Regulation No. 77 of 2016 governing non-Jordanian Investment (the Regulation) has been published in the Official Gazette on 16/6/2016.

The Regulation offers significant changes as compared with the old regulation, which we have examined in more detail below.

Changes to participation restrictions in particular sectors

Article 3 provides that a non-Jordanian investor may wholly own or partake at any percentage in any project relating to any economic activity provided that such activities do not contravene national security, public order and morals, and public health, excluding those economic activities which are set forth in Article (4), (5), and (6) of the Regulation, unless any other legislation places a restriction on such ownership or participation.

Several sectors have had an increase in the restriction of percentage of participation by reducing the allowed participation of non-Jordanian investors from 50% to 49%, including such activities relating to the maintenance of road transport means and the maintenance of radio and television broadcasting equipment.

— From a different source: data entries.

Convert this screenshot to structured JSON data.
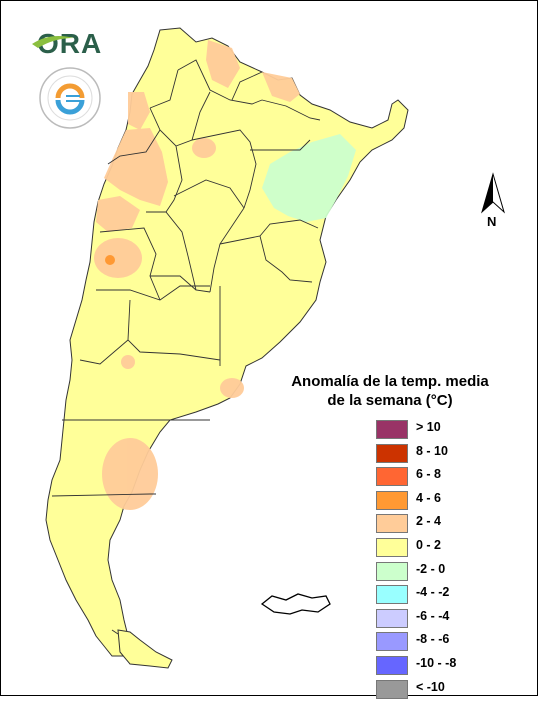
{
  "logo": {
    "text": "ORA",
    "seal_text": "SERVICIO METEOROLÓGICO NACIONAL · ARGENTINA"
  },
  "north_label": "N",
  "legend": {
    "title_line1": "Anomalía de la temp. media",
    "title_line2": "de la semana (°C)",
    "items": [
      {
        "label": "> 10",
        "color": "#993366"
      },
      {
        "label": "8 - 10",
        "color": "#cc3300"
      },
      {
        "label": "6 - 8",
        "color": "#ff6633"
      },
      {
        "label": "4 - 6",
        "color": "#ff9933"
      },
      {
        "label": "2 - 4",
        "color": "#ffcc99"
      },
      {
        "label": "0 - 2",
        "color": "#ffff99"
      },
      {
        "label": "-2 - 0",
        "color": "#ccffcc"
      },
      {
        "label": "-4 - -2",
        "color": "#99ffff"
      },
      {
        "label": "-6 - -4",
        "color": "#ccccff"
      },
      {
        "label": "-8 - -6",
        "color": "#9999ff"
      },
      {
        "label": "-10 - -8",
        "color": "#6666ff"
      },
      {
        "label": "< -10",
        "color": "#999999"
      }
    ]
  }
}
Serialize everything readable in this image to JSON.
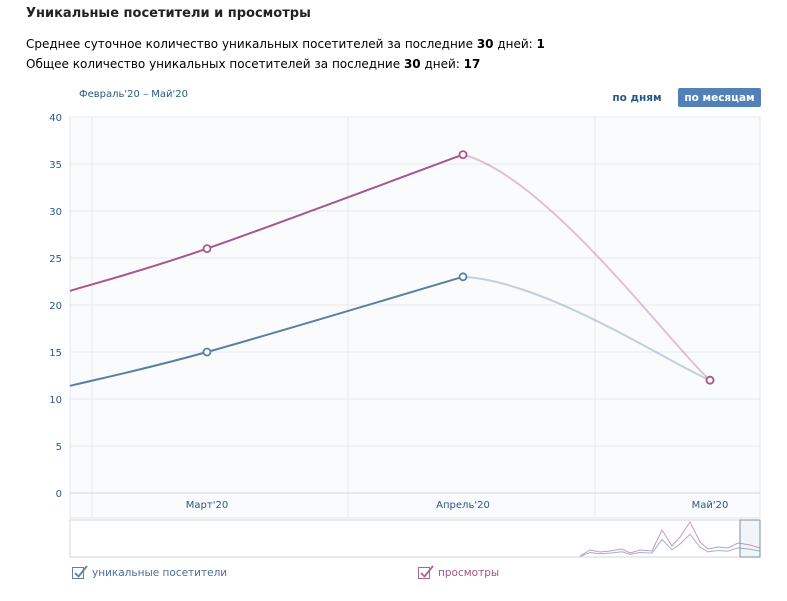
{
  "header": {
    "title": "Уникальные посетители и просмотры",
    "stat1": {
      "prefix": "Среднее суточное количество уникальных посетителей за последние ",
      "days": "30",
      "mid": " дней: ",
      "value": "1"
    },
    "stat2": {
      "prefix": "Общее количество уникальных посетителей за последние ",
      "days": "30",
      "mid": " дней: ",
      "value": "17"
    }
  },
  "controls": {
    "range_label": "Февраль'20 – Май'20",
    "by_days": "по дням",
    "by_months": "по месяцам",
    "active": "by_months"
  },
  "chart_data": {
    "type": "line",
    "categories": [
      "Март'20",
      "Апрель'20",
      "Май'20"
    ],
    "ylim": [
      0,
      40
    ],
    "yticks": [
      0,
      5,
      10,
      15,
      20,
      25,
      30,
      35,
      40
    ],
    "grid": true,
    "legend_position": "bottom-left",
    "series": [
      {
        "name": "уникальные посетители",
        "color": "#5a7ea6",
        "values": [
          15,
          23,
          12
        ]
      },
      {
        "name": "просмотры",
        "color": "#a8578c",
        "values": [
          26,
          36,
          12
        ]
      }
    ]
  },
  "legend": [
    {
      "label": "уникальные посетители",
      "checked": true,
      "color": "#5a7ea6"
    },
    {
      "label": "просмотры",
      "checked": true,
      "color": "#a8578c"
    }
  ],
  "colors": {
    "link": "#2a5885",
    "button_active_bg": "#5181b8",
    "grid": "#e7e8ec"
  }
}
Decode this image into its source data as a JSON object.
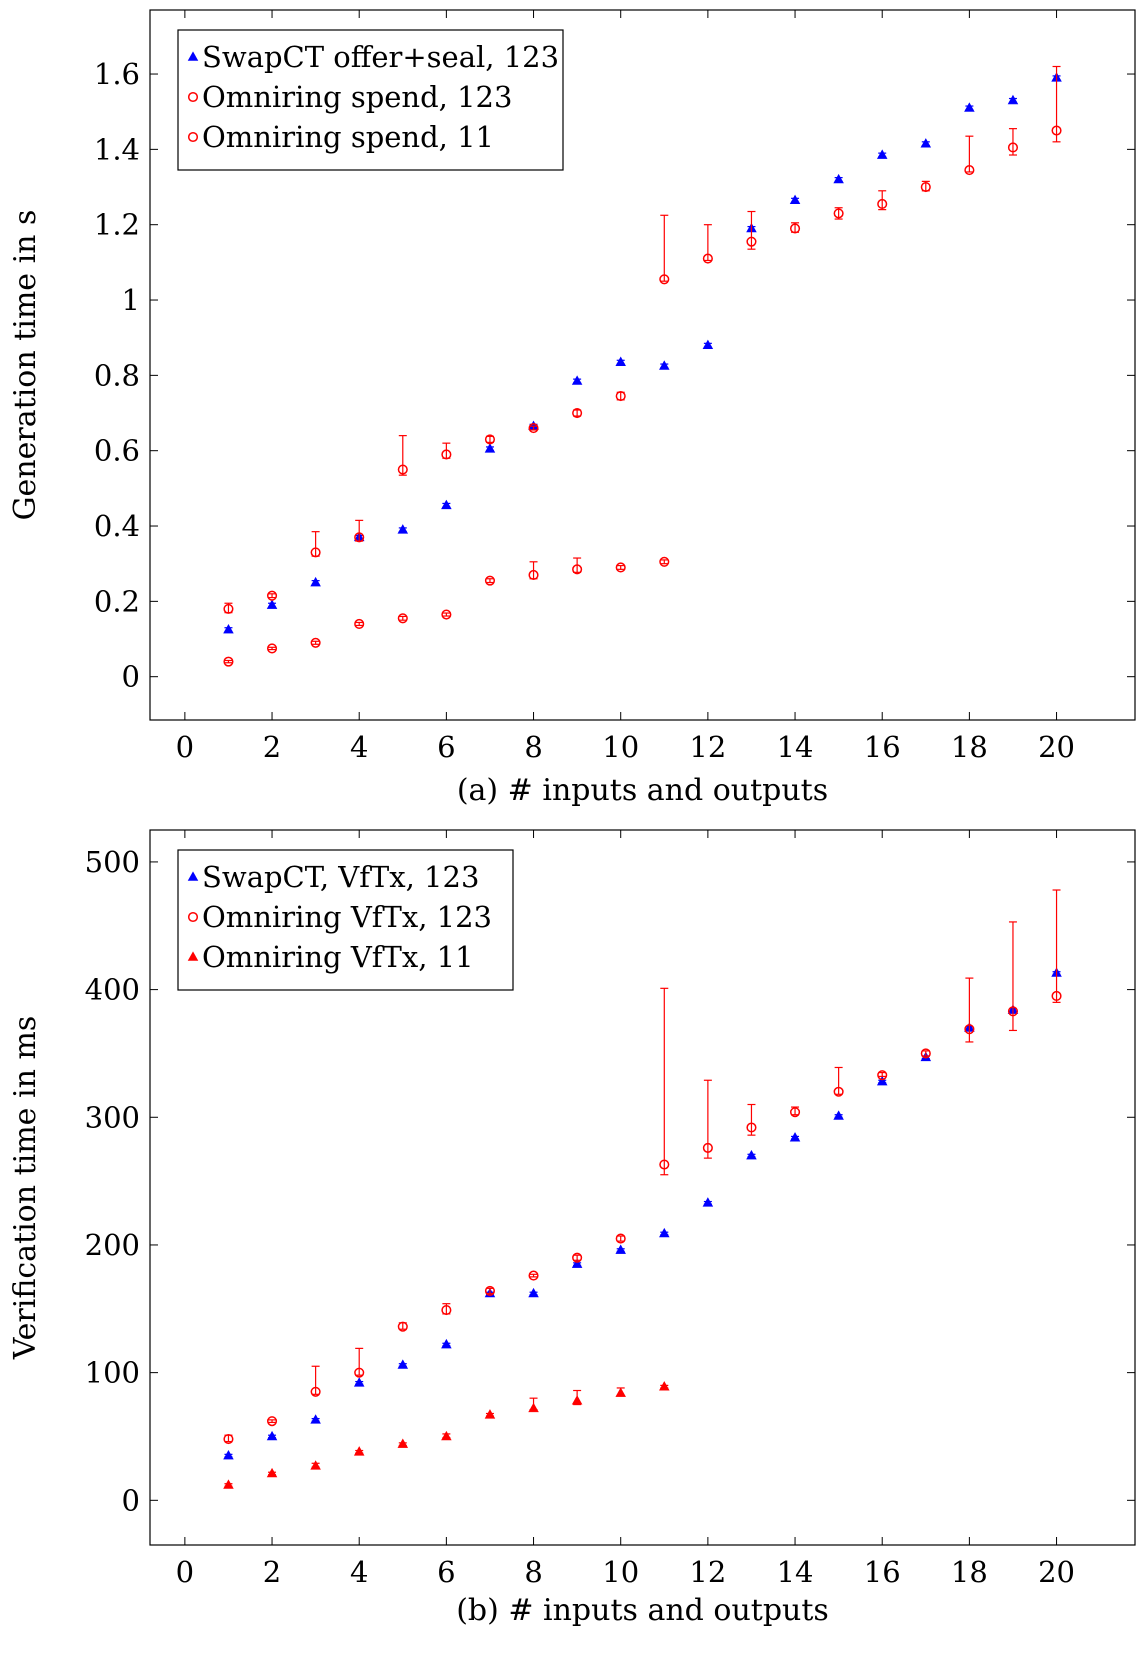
{
  "chart_data": [
    {
      "type": "scatter",
      "xlabel": "(a) # inputs and outputs",
      "ylabel": "Generation time in s",
      "xlim": [
        -0.8,
        21.8
      ],
      "ylim": [
        -0.115,
        1.77
      ],
      "xticks": [
        0,
        2,
        4,
        6,
        8,
        10,
        12,
        14,
        16,
        18,
        20
      ],
      "yticks": [
        0,
        0.2,
        0.4,
        0.6,
        0.8,
        1,
        1.2,
        1.4,
        1.6
      ],
      "ytick_labels": [
        "0",
        "0.2",
        "0.4",
        "0.6",
        "0.8",
        "1",
        "1.2",
        "1.4",
        "1.6"
      ],
      "grid": false,
      "legend_position": "top-left",
      "series": [
        {
          "name": "SwapCT offer+seal, 123",
          "color": "#0000ff",
          "marker": "triangle",
          "x": [
            1,
            2,
            3,
            4,
            5,
            6,
            7,
            8,
            9,
            10,
            11,
            12,
            13,
            14,
            15,
            16,
            17,
            18,
            19,
            20
          ],
          "y": [
            0.125,
            0.19,
            0.25,
            0.37,
            0.39,
            0.455,
            0.605,
            0.665,
            0.785,
            0.835,
            0.825,
            0.88,
            1.19,
            1.265,
            1.32,
            1.385,
            1.415,
            1.51,
            1.53,
            1.59
          ],
          "err_low": [
            0.005,
            0.005,
            0.005,
            0.005,
            0.005,
            0.005,
            0.005,
            0.005,
            0.005,
            0.005,
            0.005,
            0.005,
            0.005,
            0.005,
            0.005,
            0.005,
            0.005,
            0.005,
            0.005,
            0.005
          ],
          "err_high": [
            0.005,
            0.005,
            0.005,
            0.005,
            0.005,
            0.005,
            0.005,
            0.005,
            0.005,
            0.005,
            0.005,
            0.005,
            0.005,
            0.005,
            0.005,
            0.005,
            0.005,
            0.005,
            0.005,
            0.005
          ]
        },
        {
          "name": "Omniring spend, 123",
          "color": "#ff0000",
          "marker": "circle",
          "x": [
            1,
            2,
            3,
            4,
            5,
            6,
            7,
            8,
            9,
            10,
            11,
            12,
            13,
            14,
            15,
            16,
            17,
            18,
            19,
            20
          ],
          "y": [
            0.18,
            0.215,
            0.33,
            0.37,
            0.55,
            0.59,
            0.63,
            0.66,
            0.7,
            0.745,
            1.055,
            1.11,
            1.155,
            1.19,
            1.23,
            1.255,
            1.3,
            1.345,
            1.405,
            1.45
          ],
          "err_low": [
            0.01,
            0.005,
            0.01,
            0.01,
            0.015,
            0.01,
            0.008,
            0.005,
            0.008,
            0.01,
            0.005,
            0.005,
            0.02,
            0.01,
            0.015,
            0.015,
            0.01,
            0.005,
            0.02,
            0.03
          ],
          "err_high": [
            0.015,
            0.005,
            0.055,
            0.045,
            0.09,
            0.03,
            0.008,
            0.005,
            0.008,
            0.01,
            0.17,
            0.09,
            0.08,
            0.015,
            0.015,
            0.035,
            0.015,
            0.09,
            0.05,
            0.17
          ]
        },
        {
          "name": "Omniring spend, 11",
          "color": "#ff0000",
          "marker": "circle",
          "x": [
            1,
            2,
            3,
            4,
            5,
            6,
            7,
            8,
            9,
            10,
            11
          ],
          "y": [
            0.04,
            0.075,
            0.09,
            0.14,
            0.155,
            0.165,
            0.255,
            0.27,
            0.285,
            0.29,
            0.305
          ],
          "err_low": [
            0.003,
            0.003,
            0.004,
            0.004,
            0.005,
            0.004,
            0.005,
            0.01,
            0.008,
            0.005,
            0.005
          ],
          "err_high": [
            0.003,
            0.003,
            0.004,
            0.004,
            0.005,
            0.004,
            0.005,
            0.035,
            0.03,
            0.005,
            0.005
          ]
        }
      ]
    },
    {
      "type": "scatter",
      "xlabel": "(b) # inputs and outputs",
      "ylabel": "Verification time in ms",
      "xlim": [
        -0.8,
        21.8
      ],
      "ylim": [
        -35,
        525
      ],
      "xticks": [
        0,
        2,
        4,
        6,
        8,
        10,
        12,
        14,
        16,
        18,
        20
      ],
      "yticks": [
        0,
        100,
        200,
        300,
        400,
        500
      ],
      "ytick_labels": [
        "0",
        "100",
        "200",
        "300",
        "400",
        "500"
      ],
      "grid": false,
      "legend_position": "top-left",
      "series": [
        {
          "name": "SwapCT, VfTx, 123",
          "color": "#0000ff",
          "marker": "triangle",
          "x": [
            1,
            2,
            3,
            4,
            5,
            6,
            7,
            8,
            9,
            10,
            11,
            12,
            13,
            14,
            15,
            16,
            17,
            18,
            19,
            20
          ],
          "y": [
            35,
            50,
            63,
            92,
            106,
            122,
            162,
            162,
            185,
            196,
            209,
            233,
            270,
            284,
            301,
            328,
            347,
            370,
            384,
            413
          ],
          "err_low": [
            1,
            1,
            1,
            1,
            1,
            1,
            1,
            1,
            1,
            1,
            1,
            1,
            1,
            1,
            1,
            1,
            1,
            1,
            1,
            1
          ],
          "err_high": [
            1,
            1,
            1,
            1,
            1,
            1,
            1,
            1,
            1,
            1,
            1,
            1,
            1,
            1,
            1,
            1,
            1,
            1,
            1,
            1
          ]
        },
        {
          "name": "Omniring VfTx, 123",
          "color": "#ff0000",
          "marker": "circle",
          "x": [
            1,
            2,
            3,
            4,
            5,
            6,
            7,
            8,
            9,
            10,
            11,
            12,
            13,
            14,
            15,
            16,
            17,
            18,
            19,
            20
          ],
          "y": [
            48,
            62,
            85,
            100,
            136,
            149,
            164,
            176,
            190,
            205,
            263,
            276,
            292,
            304,
            320,
            333,
            350,
            369,
            383,
            395
          ],
          "err_low": [
            2,
            1,
            2,
            2,
            2,
            3,
            2,
            1,
            2,
            2,
            8,
            8,
            6,
            2,
            2,
            1,
            2,
            10,
            15,
            5
          ],
          "err_high": [
            3,
            1,
            20,
            19,
            3,
            5,
            2,
            1,
            2,
            2,
            138,
            53,
            18,
            4,
            19,
            2,
            2,
            40,
            70,
            83
          ]
        },
        {
          "name": "Omniring VfTx, 11",
          "color": "#ff0000",
          "marker": "triangle",
          "x": [
            1,
            2,
            3,
            4,
            5,
            6,
            7,
            8,
            9,
            10,
            11
          ],
          "y": [
            12,
            21,
            27,
            38,
            44,
            50,
            67,
            72,
            78,
            84,
            89
          ],
          "err_low": [
            1,
            1,
            1,
            1,
            1,
            1,
            1,
            1,
            3,
            2,
            1
          ],
          "err_high": [
            1,
            1,
            2,
            1,
            1,
            2,
            1,
            8,
            8,
            4,
            1
          ]
        }
      ]
    }
  ]
}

Other activities which previously prohibited full ownership by a non-Jordanian investor have now been removed from the Regulation, such as those relating to railway services, rendering it now permissible for a non-Jordanian investor to wholly own companies providing such services.

The Regulation also added certain activities which are completely restricted from any whole or partial ownership by non-Jordanian investors, including activities relating to security services.

Ability to register a Jordanian company with complete or partial ownership

In light of the aforementioned Article 7, the company which is registered by virtue of this Article 7 shall notify the Companies Controller within 30 days of any change or amendment which occurs to its records, including the closing of the company, the lapse thereof, its liquidation or ceasing of activities. Such company shall also provide the Companies Controller annually with a duly certified certificate issued by the competent authorities in its country of nationality which proves the continued ownership of shares by Jordanians at the required percentage. In the event that the percentage of ownership should at any time fall below the required percentage, the company shall have six months to rectify its position (such period may be renewed for a similar period by way of a request which sets out the reasons therefor which shall be submitted to the Companies Controller at least 30 days prior to the end of the period provided for rectifying its position).

Removal of requirement for minimum share capital contribution

Additionally, the new Regulation has removed the requirement for a minimum share capital contribution of JOD 50,000 for non-Jordanian investors. (Please note that in the event a non-Jordanian investor wishes to wholly own a particular type of company, the contribution of such investor may not fall below the capital amount set out on the basis of the type of company or the objectives thereof pursuant to the Companies Law and relevant Jordanian legislations. For example, for Private Shareholding Companies, the capital may not fall below JOD 50,000).

The content of this article is intended to provide a general guide to the subject matter. Specialist advice should be sought about your specific circumstances.